The case is to be reargued June 16 before an 11-judge en banc panel.

To get around the CAFA mass action provisions, Romo attorneys divided the plaintiffs into several identical lawsuits, which they then sought to coordinate for all purposes. The plaintiffs, many of whom are not California residents, alleged injuries arising from the use of prescription pain medications containing propoxyphene. The opioid drugs, which included Darvon and Darvocet, were withdrawn from the U.S. market in 2010 due to cardiovascular safety concerns. (See BioWorld Today, July 8, 2009.)


As a result of a study published in The New England Journal of Medicine (NEJM) a few months ago, the FDA is reviewing the heart failure risk with Bristol-Myers Squibb Co.’s (BMS) diabetes drug saxagliptin, marketed as Onglyza and Kombiglyze XR.

The agency plans to conduct an analysis of trial data it has requested from BMS. The analysis is part of a broader evaluation of all type II diabetes drugs and cardiovascular risk, the FDA said.

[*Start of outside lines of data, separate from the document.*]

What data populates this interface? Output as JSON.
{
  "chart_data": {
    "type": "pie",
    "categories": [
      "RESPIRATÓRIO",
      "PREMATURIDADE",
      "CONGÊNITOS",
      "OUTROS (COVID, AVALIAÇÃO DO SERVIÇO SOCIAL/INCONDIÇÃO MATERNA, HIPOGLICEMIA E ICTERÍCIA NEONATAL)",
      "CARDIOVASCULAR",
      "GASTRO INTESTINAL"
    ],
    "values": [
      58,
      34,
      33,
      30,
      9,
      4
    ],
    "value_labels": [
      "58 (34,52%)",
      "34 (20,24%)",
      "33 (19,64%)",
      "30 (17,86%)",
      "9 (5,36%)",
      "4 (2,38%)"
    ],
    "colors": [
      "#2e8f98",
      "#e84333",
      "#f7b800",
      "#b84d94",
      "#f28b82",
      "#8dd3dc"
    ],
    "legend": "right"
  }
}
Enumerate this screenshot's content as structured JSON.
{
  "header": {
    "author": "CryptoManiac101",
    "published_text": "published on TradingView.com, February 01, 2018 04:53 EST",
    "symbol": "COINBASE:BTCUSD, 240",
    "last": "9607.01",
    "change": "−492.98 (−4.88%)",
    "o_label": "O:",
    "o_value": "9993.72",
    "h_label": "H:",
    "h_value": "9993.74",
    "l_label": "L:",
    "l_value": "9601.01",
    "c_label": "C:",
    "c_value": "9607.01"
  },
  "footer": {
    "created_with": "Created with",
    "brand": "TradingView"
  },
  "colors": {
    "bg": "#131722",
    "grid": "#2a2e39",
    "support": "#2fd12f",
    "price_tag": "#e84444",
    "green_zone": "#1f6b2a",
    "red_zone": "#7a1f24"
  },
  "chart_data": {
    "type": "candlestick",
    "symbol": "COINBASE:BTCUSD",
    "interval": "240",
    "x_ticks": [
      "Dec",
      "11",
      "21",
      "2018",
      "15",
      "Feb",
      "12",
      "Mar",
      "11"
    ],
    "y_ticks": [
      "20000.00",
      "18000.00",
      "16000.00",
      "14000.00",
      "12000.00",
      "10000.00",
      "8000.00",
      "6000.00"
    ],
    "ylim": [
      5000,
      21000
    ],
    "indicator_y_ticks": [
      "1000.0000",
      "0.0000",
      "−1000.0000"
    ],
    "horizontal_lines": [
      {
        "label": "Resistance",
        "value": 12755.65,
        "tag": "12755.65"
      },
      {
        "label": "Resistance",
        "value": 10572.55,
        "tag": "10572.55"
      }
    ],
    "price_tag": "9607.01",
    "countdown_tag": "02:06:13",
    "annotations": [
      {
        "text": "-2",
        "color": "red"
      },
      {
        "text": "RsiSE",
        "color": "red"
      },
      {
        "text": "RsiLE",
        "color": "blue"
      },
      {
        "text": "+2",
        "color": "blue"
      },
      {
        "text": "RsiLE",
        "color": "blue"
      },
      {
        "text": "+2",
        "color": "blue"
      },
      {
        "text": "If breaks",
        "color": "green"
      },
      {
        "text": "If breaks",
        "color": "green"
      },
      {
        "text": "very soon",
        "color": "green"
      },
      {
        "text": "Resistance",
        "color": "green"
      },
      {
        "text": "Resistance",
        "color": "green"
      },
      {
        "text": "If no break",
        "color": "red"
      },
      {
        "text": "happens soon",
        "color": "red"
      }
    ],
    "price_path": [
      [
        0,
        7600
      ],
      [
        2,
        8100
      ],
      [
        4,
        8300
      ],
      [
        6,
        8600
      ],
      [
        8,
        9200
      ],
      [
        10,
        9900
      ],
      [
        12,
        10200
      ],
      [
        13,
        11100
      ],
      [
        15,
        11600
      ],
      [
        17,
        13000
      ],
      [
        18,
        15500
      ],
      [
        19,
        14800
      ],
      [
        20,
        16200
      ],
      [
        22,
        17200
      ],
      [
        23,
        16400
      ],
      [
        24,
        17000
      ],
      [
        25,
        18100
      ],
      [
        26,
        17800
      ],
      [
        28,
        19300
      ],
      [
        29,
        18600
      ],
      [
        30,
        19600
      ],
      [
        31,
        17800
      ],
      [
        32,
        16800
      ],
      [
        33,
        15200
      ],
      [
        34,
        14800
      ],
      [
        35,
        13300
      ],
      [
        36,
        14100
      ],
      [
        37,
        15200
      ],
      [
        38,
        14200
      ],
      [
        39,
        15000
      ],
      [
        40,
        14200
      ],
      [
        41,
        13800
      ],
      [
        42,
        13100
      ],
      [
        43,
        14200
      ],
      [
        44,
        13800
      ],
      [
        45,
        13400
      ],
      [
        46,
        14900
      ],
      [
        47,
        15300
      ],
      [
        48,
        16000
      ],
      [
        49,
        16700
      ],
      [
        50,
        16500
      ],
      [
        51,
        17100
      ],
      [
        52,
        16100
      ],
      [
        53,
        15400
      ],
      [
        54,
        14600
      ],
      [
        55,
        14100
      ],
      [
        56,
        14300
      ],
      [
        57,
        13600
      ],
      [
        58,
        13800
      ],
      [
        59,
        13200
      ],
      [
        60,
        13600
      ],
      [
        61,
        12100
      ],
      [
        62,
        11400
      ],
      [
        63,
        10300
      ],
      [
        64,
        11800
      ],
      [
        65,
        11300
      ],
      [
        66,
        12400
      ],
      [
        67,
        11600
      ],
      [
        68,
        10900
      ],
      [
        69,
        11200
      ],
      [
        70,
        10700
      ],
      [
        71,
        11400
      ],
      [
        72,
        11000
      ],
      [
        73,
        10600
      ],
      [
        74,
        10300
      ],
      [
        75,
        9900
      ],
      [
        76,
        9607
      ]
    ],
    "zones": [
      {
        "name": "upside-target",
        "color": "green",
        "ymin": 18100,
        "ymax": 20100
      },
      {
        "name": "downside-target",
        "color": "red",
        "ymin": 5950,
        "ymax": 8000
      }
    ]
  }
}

The NEJM study compared saxagliptin with placebo in nearly 16,500 subjects who were followed for two years. Researchers found that 3.5 percent of the patients in the saxagliptin group were hospitalized for heart failure compared with 2.8 percent in the placebo group. Rates of cardiovascular death, heart attack or stroke were similar in the two groups – 7.3 percent in the treatment group and 7.2 percent in the placebo arm.

At this time, the FDA said, it considers the information from the NEJM study to be preliminary.


FDA Commissioner Margaret Hamburg won’t return from India empty-handed.

“In the spirit of continued collaboration and a commitment to quality,” she said she signed a statement of intent with the Indian Ministry of Health and Family Welfare Monday.

Calling the statement an important milestone, Hamburg said, “Our organizations plan to collectively work together to improve the lines of communication between our agencies and work diligently to ensure that the products being exported from India are safe and of high quality.”